A list of class "power.htest" containing the following components:

  • N - sample size estimated

  • sig.level - significance level (Type I error probability)

  • power - power of test (1 minus Type II error probability)

  • method - the test method applied

  • alternative - two-sided test. Can be abbreviated

References

Chakraborti, S., Hong, B., & van de Wiel, M. A. (2006). A Note on Sample Size Determination for a Nonparametric Test of Location. Technometrics, 48(1), 88-94.

Vexler, A., Gao, X., & Zhou, J. (2023). How to implement signed-rank 'wilcox.test()' type procedures when a center of symmetry is unknown. Computational Statistics & Data Analysis, 107746.

Gastwirth, J. L. (1971). On the Sign Test for Symmetry. Journal of the American Statistical Association, 66(336), 821-823.

Examples

data("plasma.silicon")
 post <- plasma.silicon$postoperative 
 pre <- plasma.silicon$preoperative
 diff <- post - pre
 n.symm.test(diff, sig.level = 0.05, power = 0.5, method = "wilcox", alternative ="two.sided" )

# Result:
# Sample size calculation under wilcox procedure 

#           N = 83
#   sig.level = 0.05
#       power = 0.5
#        type = wilcox
# alternative = two.sided

# Interpretation: 
# Given the pilot sample `diff` and the significance level 0.05. The sample size of 
# the data that is expected toprovide the target power 0.5 of the Wilcoxon test procedure 
# is computed as 83.

Dataset: plasma.silicon

Description

A study was conducted to measure the plasma silicon level in blood within 30 women who have been taken a silicone implants surgery.

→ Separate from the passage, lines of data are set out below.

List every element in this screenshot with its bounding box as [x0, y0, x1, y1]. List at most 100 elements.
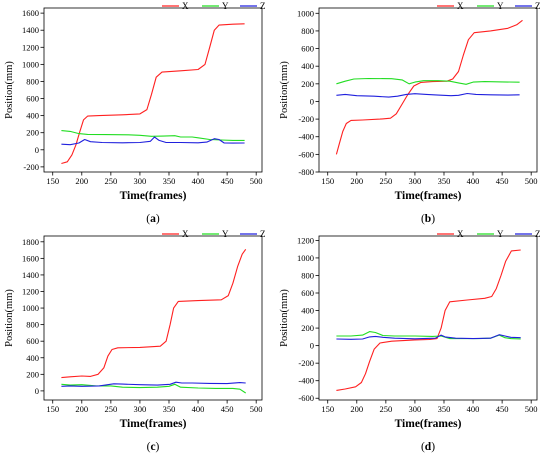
y-tick-label: 600: [26, 94, 39, 104]
panel-label: (a): [146, 213, 160, 225]
x-tick-label: 350: [438, 176, 451, 186]
y-tick-label: -600: [298, 149, 314, 159]
y-tick-label: 600: [26, 336, 39, 346]
x-axis-title: Time(frames): [120, 418, 187, 430]
panel-label: (c): [147, 441, 160, 453]
y-tick-label: 800: [26, 320, 39, 330]
series-line-y: [61, 383, 247, 394]
y-tick-label: 1000: [297, 253, 314, 263]
y-tick-label: 1000: [297, 8, 314, 18]
series-line-y: [61, 130, 245, 141]
x-tick-label: 400: [467, 176, 480, 186]
y-tick-label: 800: [26, 76, 39, 86]
x-tick-label: 200: [75, 404, 88, 414]
chart-panel-c: 150 200 250 300 350 400 450 500 0 200 400 600 800 100…: [0, 228, 275, 456]
x-tick-label: 400: [192, 176, 205, 186]
legend-label-z: Z: [535, 1, 541, 11]
series-line-z: [61, 136, 245, 146]
x-tick-label: 450: [496, 176, 509, 186]
series-line-y: [336, 331, 521, 340]
x-tick-label: 450: [496, 404, 509, 414]
panel-letter: b: [425, 213, 431, 225]
y-tick-label: 600: [301, 288, 314, 298]
y-tick-label: 200: [26, 369, 39, 379]
series-line-x: [336, 249, 521, 391]
x-tick-label: 350: [163, 176, 176, 186]
series-line-x: [335, 19, 523, 155]
panel-letter: d: [425, 441, 432, 453]
x-axis-title: Time(frames): [120, 190, 187, 202]
y-tick-label: 1200: [22, 42, 39, 52]
legend-label-x: X: [182, 229, 189, 239]
series-line-z: [61, 381, 246, 387]
chart-c-svg: 150 200 250 300 350 400 450 500 0 200 400 600 800 100…: [4, 229, 266, 453]
y-tick-label: -600: [298, 393, 314, 403]
legend-label-x: X: [457, 1, 464, 11]
x-tick-label: 300: [134, 176, 147, 186]
y-tick-label: -200: [23, 162, 39, 172]
x-tick-label: 350: [163, 404, 176, 414]
x-tick-label: 150: [46, 176, 59, 186]
y-tick-label: 1400: [22, 270, 39, 280]
series-line-y: [336, 77, 520, 85]
legend-label-z: Z: [535, 229, 541, 239]
x-tick-label: 300: [409, 404, 422, 414]
panel-letter: a: [150, 213, 156, 225]
y-tick-label: 200: [301, 323, 314, 333]
y-tick-label: -200: [298, 358, 314, 368]
x-tick-label: 450: [221, 404, 234, 414]
chart-b-svg: 150 200 250 300 350 400 450 500 -800 -600 -400 -200…: [279, 1, 541, 225]
x-axis-title: Time(frames): [395, 190, 462, 202]
x-tick-label: 500: [250, 404, 263, 414]
legend-label-z: Z: [260, 1, 266, 11]
x-tick-label: 300: [134, 404, 147, 414]
chart-panel-d: 150 200 250 300 350 400 450 500 -600 -400 -200 0 200…: [275, 228, 550, 456]
plot-frame: [43, 7, 263, 173]
y-axis-title: Position(mm): [4, 289, 15, 347]
x-tick-label: 250: [379, 404, 392, 414]
x-tick-label: 200: [75, 176, 88, 186]
legend-label-y: Y: [222, 229, 229, 239]
y-tick-label: 800: [301, 270, 314, 280]
x-tick-label: 350: [438, 404, 451, 414]
y-tick-label: 1400: [22, 25, 39, 35]
x-tick-label: 150: [46, 404, 59, 414]
x-tick-label: 150: [321, 404, 334, 414]
x-tick-label: 200: [350, 176, 363, 186]
legend-label-y: Y: [497, 229, 504, 239]
series-line-x: [61, 23, 245, 165]
legend-label-x: X: [457, 229, 464, 239]
y-tick-label: 600: [301, 44, 314, 54]
y-tick-label: 1200: [22, 286, 39, 296]
legend-label-x: X: [182, 1, 189, 11]
x-tick-label: 250: [379, 176, 392, 186]
chart-panel-a: 150 200 250 300 350 400 450 500 -200 0 200 400 600 80…: [0, 0, 275, 228]
x-tick-label: 400: [467, 404, 480, 414]
chart-a-svg: 150 200 250 300 350 400 450 500 -200 0 200 400 600 80…: [4, 1, 266, 225]
panel-letter: c: [150, 441, 155, 453]
x-tick-label: 200: [350, 404, 363, 414]
y-tick-label: 400: [301, 61, 314, 71]
series-line-x: [61, 248, 247, 379]
y-tick-label: 1200: [297, 235, 314, 245]
y-tick-label: 400: [26, 353, 39, 363]
y-axis-title: Position(mm): [279, 61, 290, 119]
y-tick-label: 0: [310, 341, 314, 351]
plot-frame: [318, 235, 538, 401]
y-tick-label: 0: [310, 96, 314, 106]
y-tick-label: 800: [301, 26, 314, 36]
y-tick-label: 1600: [22, 8, 39, 18]
y-axis-title: Position(mm): [4, 61, 15, 119]
y-tick-label: -200: [298, 114, 314, 124]
y-tick-label: 200: [301, 79, 314, 89]
y-tick-label: -800: [298, 167, 314, 177]
panel-label: (d): [421, 441, 435, 453]
y-tick-label: -400: [298, 376, 314, 386]
legend-label-y: Y: [222, 1, 229, 11]
panel-label: (b): [421, 213, 435, 225]
y-tick-label: 1000: [22, 59, 39, 69]
x-axis-title: Time(frames): [395, 418, 462, 430]
series-line-z: [336, 92, 520, 98]
x-tick-label: 500: [525, 404, 538, 414]
plot-frame: [43, 235, 263, 401]
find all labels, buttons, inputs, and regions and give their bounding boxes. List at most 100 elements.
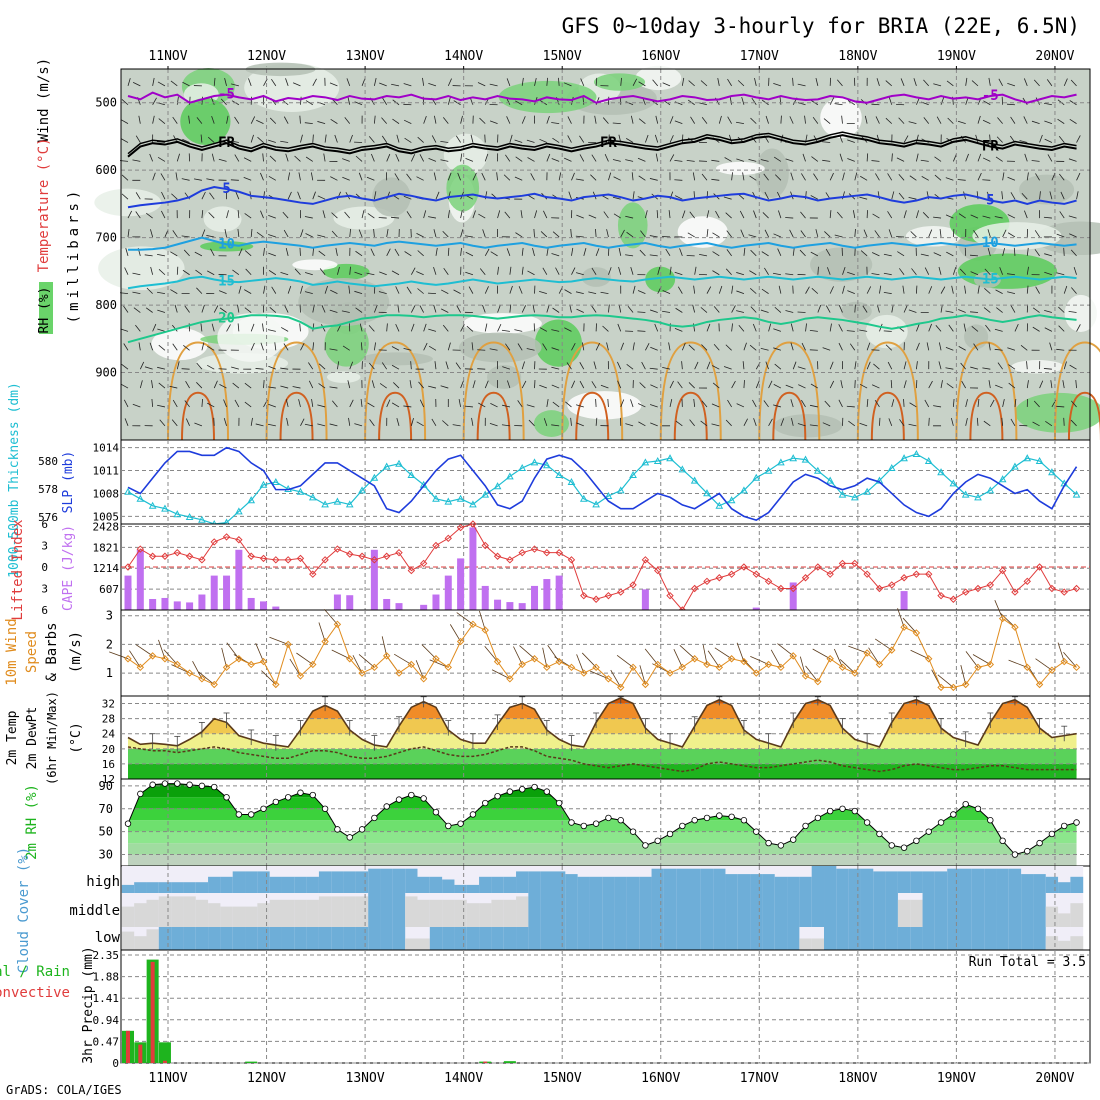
contour-label: FR [218,135,235,151]
wind-barb [933,216,942,219]
wind-barb [497,210,501,219]
wind-barb [916,153,919,162]
cape-bar [900,591,908,610]
wind-barb [773,347,782,351]
cloud-middle [392,893,406,927]
wind-barb [348,417,351,426]
wind-barb [813,173,819,181]
cloud-middle [688,893,702,927]
thickness-point [949,479,958,487]
cloud-low [429,927,443,950]
wind-barb [170,80,178,87]
wind-barb [677,286,683,294]
wind-barb [158,639,166,659]
wind-speed-point [900,623,908,631]
wind-barb [152,97,157,105]
precip-total-bar [158,1042,171,1063]
cloud-high [676,868,690,893]
wind-barb [404,251,412,257]
wind-barb [564,157,572,162]
wind-barb [294,155,301,162]
wind-barb [355,250,363,257]
wind-barb [1039,191,1041,200]
cloud-middle [873,893,887,927]
cape-bar [444,575,452,610]
li-point [407,566,416,575]
wind-barb [842,172,845,181]
wind-barb [753,210,757,219]
wind-barb [1057,642,1065,662]
rh-point [297,789,304,796]
wind-barb [640,230,646,238]
wind-barb [575,235,584,238]
wind-barb [127,228,130,238]
cloud-middle [355,896,369,927]
wind-barb [539,291,547,295]
wind-barb [1058,306,1065,313]
wind-barb [897,251,905,257]
wind-barb [317,121,326,125]
cloud-middle [306,899,320,927]
y-tick-label: 0.47 [93,1035,120,1048]
wind-barb [957,120,966,125]
cape-bar [531,585,539,610]
wind-barb [873,363,880,370]
wind-barb [171,664,190,674]
cloud-low [368,927,382,950]
thickness-point [370,473,379,481]
wind-barb [669,266,672,275]
wind-barb [669,399,673,408]
cloud-low [787,927,800,950]
wind-barb [410,267,416,275]
rh-shade [360,352,433,366]
wind-barb [452,424,461,427]
rh-point [839,805,846,812]
wind-barb [903,305,908,313]
cape-bar [260,601,268,610]
wind-barb [994,600,1003,619]
wind-barb [692,172,696,181]
wind-barb [558,172,562,181]
li-point [838,559,847,568]
li-point [653,566,662,575]
wind-barb [305,100,313,106]
wind-barb [945,346,954,351]
wind-barb [447,78,452,87]
wind-barb [496,172,498,181]
wind-barb [443,267,449,275]
wind-barb [797,102,806,106]
wind-barb [854,228,856,237]
wind-barb [285,153,289,162]
wind-barb [1035,97,1040,105]
wind-barb [632,342,635,351]
cloud-low [171,927,184,950]
cloud-low [1021,927,1034,950]
wind-barb [489,120,498,125]
wind-barb [755,380,760,389]
cloud-middle [195,899,209,927]
rh-point [223,794,230,801]
wind-barb [798,384,806,389]
wind-barb [840,380,843,389]
cloud-high [528,871,542,893]
wind-barb [575,272,584,276]
wind-barb [552,401,560,408]
wind-barb [618,304,622,313]
wind-barb [360,342,363,351]
wind-barb [965,153,969,162]
wind-barb [479,610,486,631]
wind-barb [805,665,819,682]
li-point [617,588,625,596]
wind-barb [940,97,945,105]
wind-barb [505,154,511,162]
wind-barb [608,304,610,313]
wind-barb [371,380,375,389]
cloud-low [589,927,603,950]
wind-barb [551,158,560,162]
cloud-low [405,938,418,950]
cloud-high [429,876,443,893]
wind-barb [846,405,855,408]
wind-barb [1043,216,1052,219]
wind-barb [300,285,303,294]
wind-barb [800,230,806,238]
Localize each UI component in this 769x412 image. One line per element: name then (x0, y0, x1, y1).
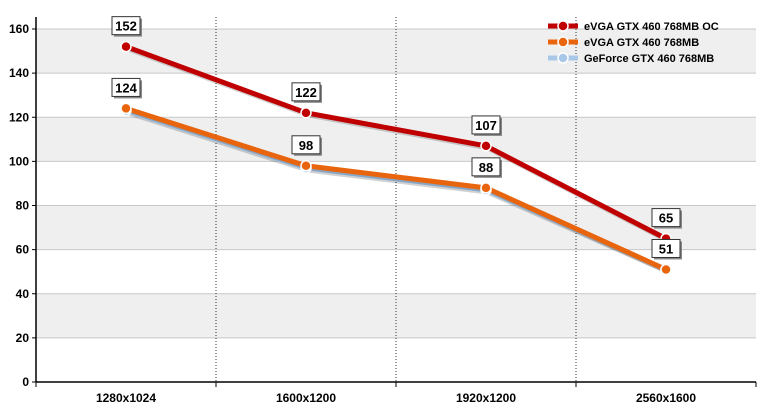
y-tick-label: 80 (16, 199, 30, 213)
data-label-box (111, 77, 141, 97)
series-lines (123, 44, 669, 274)
y-axis-ticks: 0 20 40 60 80 100 120 140 160 (9, 22, 36, 389)
data-label: 122 (295, 85, 317, 100)
legend-label: eVGA GTX 460 768MB OC (584, 21, 719, 33)
y-tick-label: 140 (9, 66, 29, 80)
data-point (300, 107, 312, 119)
legend-swatch-marker (557, 20, 569, 32)
y-tick-label: 100 (9, 154, 29, 168)
data-label: 88 (479, 160, 493, 175)
y-tick-label: 40 (16, 287, 30, 301)
y-tick-label: 120 (9, 110, 29, 124)
x-tick-label: 1600x1200 (276, 391, 336, 405)
data-label: 124 (115, 80, 137, 95)
data-labels: 152 122 107 65 124 98 88 51 (111, 16, 682, 260)
data-label-box (471, 115, 501, 135)
x-axis-ticks: 1280x1024 1600x1200 1920x1200 2560x1600 (35, 382, 757, 405)
data-label: 107 (475, 118, 497, 133)
data-label-box (651, 208, 681, 228)
x-tick-label: 1280x1024 (96, 391, 156, 405)
data-point (480, 182, 492, 194)
series-line (123, 44, 669, 242)
y-tick-label: 160 (9, 22, 29, 36)
data-label: 98 (299, 138, 313, 153)
data-point (480, 140, 492, 152)
plot-band (36, 293, 756, 338)
series-points (120, 40, 672, 276)
x-tick-label: 1920x1200 (456, 391, 516, 405)
data-label-box (651, 238, 681, 258)
plot-band (36, 161, 756, 206)
data-point (120, 40, 132, 53)
legend-swatch-marker (557, 52, 569, 64)
data-label: 65 (659, 211, 673, 226)
data-label-box (291, 135, 321, 155)
legend-label: eVGA GTX 460 768MB (584, 37, 699, 49)
x-tick-label: 2560x1600 (636, 391, 696, 405)
data-label-box (111, 16, 141, 36)
data-point (300, 160, 312, 172)
plot-band (36, 117, 756, 162)
legend-swatch-marker (557, 36, 569, 48)
legend-label: GeForce GTX 460 768MB (584, 53, 714, 65)
series-line (123, 105, 669, 272)
y-tick-label: 20 (16, 331, 30, 345)
data-label-box (291, 82, 321, 102)
y-tick-label: 60 (16, 243, 30, 257)
data-label-box (471, 157, 501, 177)
data-point (660, 263, 672, 276)
data-label: 152 (115, 19, 137, 34)
legend: eVGA GTX 460 768MB OC eVGA GTX 460 768MB G… (548, 20, 719, 65)
y-tick-label: 0 (22, 375, 29, 389)
data-point (120, 102, 132, 115)
data-label: 51 (659, 241, 673, 256)
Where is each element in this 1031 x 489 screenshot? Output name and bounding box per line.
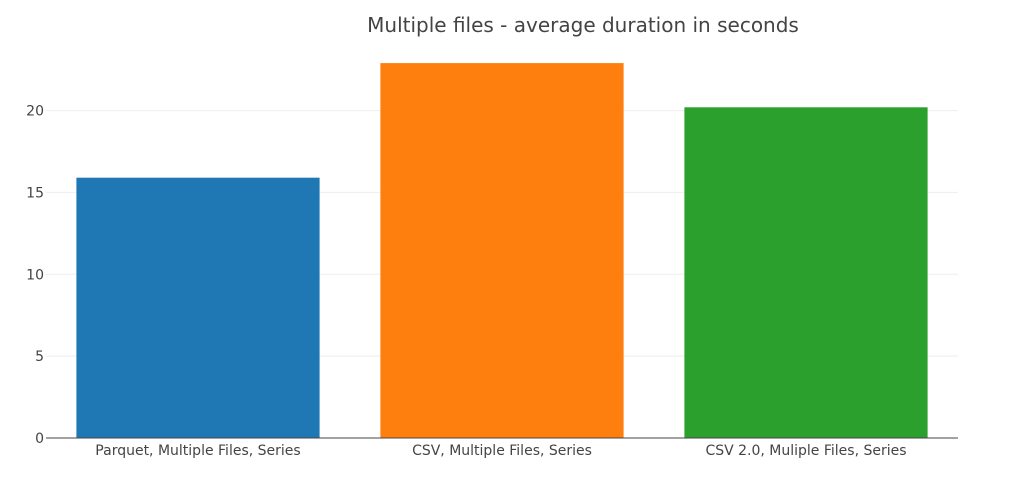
x-tick-label: CSV, Multiple Files, Series (412, 443, 592, 459)
y-tick-label: 20 (26, 104, 44, 120)
x-tick-label: Parquet, Multiple Files, Series (95, 443, 300, 459)
chart-title: Multiple files - average duration in sec… (367, 13, 799, 37)
y-tick-label: 5 (35, 349, 44, 365)
y-tick-label: 15 (26, 185, 44, 201)
x-tick-label: CSV 2.0, Muliple Files, Series (705, 443, 906, 459)
y-tick-label: 10 (26, 267, 44, 283)
y-tick-label: 0 (35, 431, 44, 447)
bar[interactable] (380, 63, 624, 438)
bar[interactable] (76, 177, 320, 438)
bar[interactable] (684, 107, 928, 439)
bar-layer (76, 63, 928, 439)
axis-layer: 0 5 10 15 20 Parquet, Multiple Files, Series C… (26, 104, 958, 459)
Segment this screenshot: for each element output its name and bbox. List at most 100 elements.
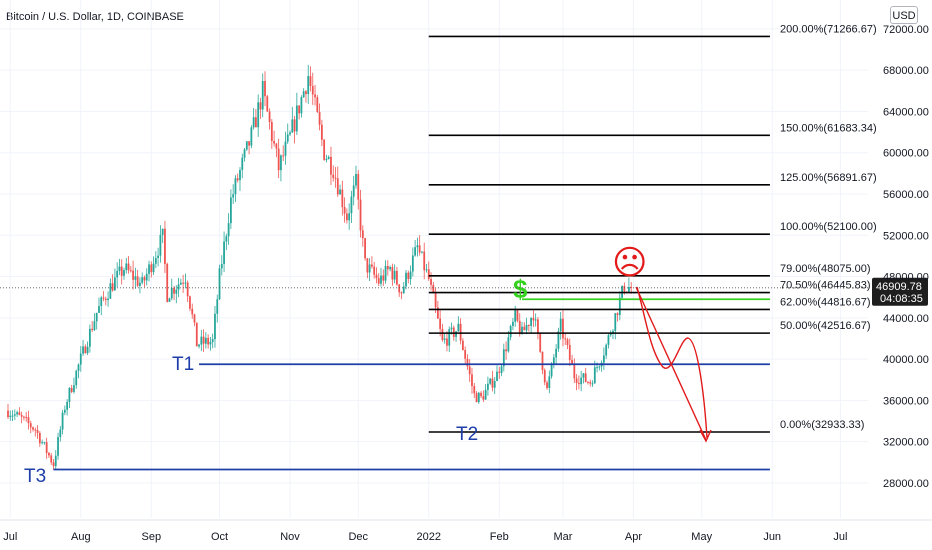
candle-body [352,185,355,197]
x-tick-label: 2022 [417,531,441,543]
candle-body [250,127,253,146]
candle-body [464,350,467,359]
y-tick-label: 56000.00 [883,189,929,201]
candle-body [516,310,519,321]
candle-body [45,442,48,453]
candle-body [184,282,187,284]
candle-body [113,277,116,291]
candle-body [402,286,405,294]
candle-body [141,277,144,283]
candle-body [518,320,521,334]
candle-body [357,173,360,200]
currency-button[interactable]: USD [890,6,918,24]
candle-body [63,409,66,413]
candle-body [541,351,544,371]
y-tick-label: 48000.00 [883,272,929,284]
candle-body [118,266,121,271]
x-tick-label: Aug [71,531,91,543]
fib-level-label: 0.00%(32933.33) [780,419,864,431]
x-tick-label: Feb [490,531,509,543]
candle-body [177,284,180,290]
candle-body [291,119,294,133]
candle-body [411,255,414,272]
projection-curve [636,286,708,439]
candle-body [421,251,423,253]
candle-body [336,178,339,195]
candle-body [441,328,444,340]
candle-body [145,273,148,281]
candle-body [268,111,271,122]
x-tick-label: Nov [280,531,300,543]
candle-body [93,321,96,331]
dollar-annotation: $ [513,274,528,304]
candle-body [498,371,501,373]
candle-body [496,371,498,382]
candle-body [154,257,157,264]
candle-body [318,112,321,125]
candle-body [43,442,46,444]
candle-body [443,338,446,340]
candle-body [605,344,608,356]
candle-body [305,91,307,95]
last-price-value: 46909.78 [876,281,922,293]
candle-body [505,349,507,352]
candle-body [477,392,480,403]
candle-body [612,330,614,334]
candle-body [427,269,430,280]
last-price-tag [872,277,928,306]
candle-body [509,326,512,338]
candle-body [571,359,573,365]
candle-body [255,117,257,128]
candle-body [539,333,542,352]
candle-body [580,377,583,385]
candle-body [70,387,73,392]
candle-body [339,189,341,195]
candle-body [396,270,398,285]
candle-body [207,337,210,345]
candle-body [530,318,533,326]
label-t1: T1 [172,354,194,375]
time-axis[interactable]: Jul Aug Sep Oct Nov Dec 2022 Feb Mar Apr May Jun Jul [0,519,932,543]
candle-body [152,263,155,273]
candle-body [220,264,223,269]
candle-body [104,298,107,301]
candle-body [623,285,626,292]
candle-body [502,349,505,367]
candle-body [573,364,576,379]
candle-body [23,416,25,418]
candle-body [223,241,225,265]
candle-body [380,275,382,284]
candle-body [150,264,153,273]
candle-body [200,336,203,345]
candle-body [537,319,539,334]
candle-body [384,266,387,281]
candle-body [95,312,98,322]
candle-body [348,213,351,221]
candle-body [120,266,123,276]
sad-face-icon: ☹ [612,243,647,283]
price-axis[interactable]: 72000.00 68000.00 64000.00 60000.00 56000.00… [883,24,929,490]
candle-body [209,341,212,345]
candle-body [54,455,57,467]
candle-body [559,318,562,332]
candle-body [236,178,239,181]
candle-body [389,267,392,270]
candle-body [616,313,619,315]
fib-extension: 200.00%(71266.67) 150.00%(61683.34) 125.00… [428,23,877,433]
candle-body [48,452,50,456]
candle-body [366,258,369,273]
projection-line [635,286,707,441]
candle-body [327,156,330,159]
fib-level-label: 62.00%(44816.67) [780,296,871,308]
candle-body [361,230,364,239]
x-tick-label: Jul [3,531,17,543]
candle-body [175,289,178,294]
candle-body [127,263,130,271]
candle-body [66,401,69,410]
candle-body [425,269,428,271]
candle-body [193,314,196,323]
candle-body [139,282,141,286]
candle-body [446,338,448,346]
candle-body [368,264,371,273]
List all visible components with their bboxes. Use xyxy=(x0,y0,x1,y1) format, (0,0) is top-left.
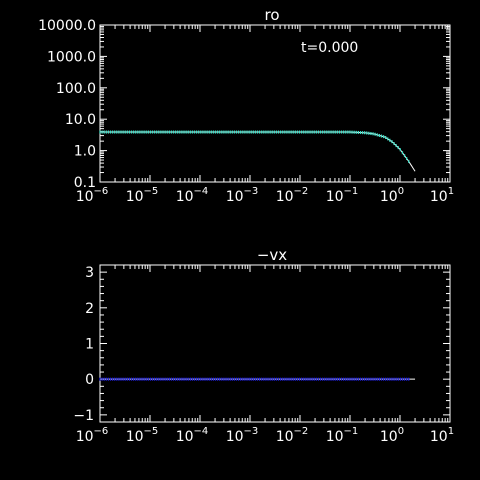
y-tick-label: 10.0 xyxy=(65,112,96,128)
y-tick-label: 100.0 xyxy=(56,81,96,97)
x-tick-label: 10−6 xyxy=(76,186,109,205)
x-tick-label: 10−4 xyxy=(176,426,209,445)
density-y-tick-labels: 10000.0 1000.0 100.0 10.0 1.0 0.1 xyxy=(38,18,96,191)
x-tick-label: 10−2 xyxy=(276,186,309,205)
density-title: ro xyxy=(264,6,279,24)
density-series xyxy=(99,130,416,172)
y-tick-label: 2 xyxy=(85,301,94,317)
velocity-title: −vx xyxy=(257,246,287,264)
density-panel: ro t=0.000 10−6 10−5 10−4 10−3 10−2 10−1 100 10… xyxy=(38,6,454,205)
x-tick-label: 10−3 xyxy=(226,186,259,205)
density-x-tick-labels: 10−6 10−5 10−4 10−3 10−2 10−1 100 101 xyxy=(76,186,454,205)
y-tick-label: 1000.0 xyxy=(47,49,96,65)
x-tick-label: 100 xyxy=(380,426,404,445)
x-tick-label: 10−6 xyxy=(76,426,109,445)
x-tick-label: 100 xyxy=(380,186,404,205)
y-tick-label: 3 xyxy=(85,265,94,281)
x-tick-label: 101 xyxy=(430,426,454,445)
y-tick-label: 10000.0 xyxy=(38,18,96,34)
x-tick-label: 10−4 xyxy=(176,186,209,205)
x-tick-label: 10−1 xyxy=(326,186,359,205)
velocity-ticks xyxy=(99,265,451,422)
x-tick-label: 10−5 xyxy=(126,186,159,205)
x-tick-label: 101 xyxy=(430,186,454,205)
x-tick-label: 10−2 xyxy=(276,426,309,445)
time-annotation: t=0.000 xyxy=(301,40,358,56)
density-axes-frame xyxy=(99,24,451,183)
velocity-y-tick-labels: 3 2 1 0 −1 xyxy=(73,265,94,424)
x-tick-label: 10−5 xyxy=(126,426,159,445)
velocity-series xyxy=(99,377,416,381)
velocity-x-tick-labels: 10−6 10−5 10−4 10−3 10−2 10−1 100 101 xyxy=(76,426,454,445)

Plasma silicon levels (microg per gram dry weight) were taken prior to surgical placement of the implants. A post-surgery washout period was allowed, and the plasma silicon levels were retaken.

Usage

plasma.silicon

Format

A data frame contains 30 rows and 3 variables:

PatientNo

Patient Number.

preoperative

pre-operative measurement of plasma silicion level.

postoperative

post-operative measurement of plasma silicion level.

Source

Riffenburgh, R. H., & Gillen, D. L. (2020). Statistics in medicine. Academic press. Appendix 2 databases

References

Riffenburgh, R. H., & Gillen, D. L. (2020). Statistics in medicine. Academic press.


Tree_model_sign

Description

Tree model object to find the optimal alp for sign test method.

Usage

tree_model_sign

Format

An rpart object that contains a tree model which fits alp to npilot, sk, kur, sd.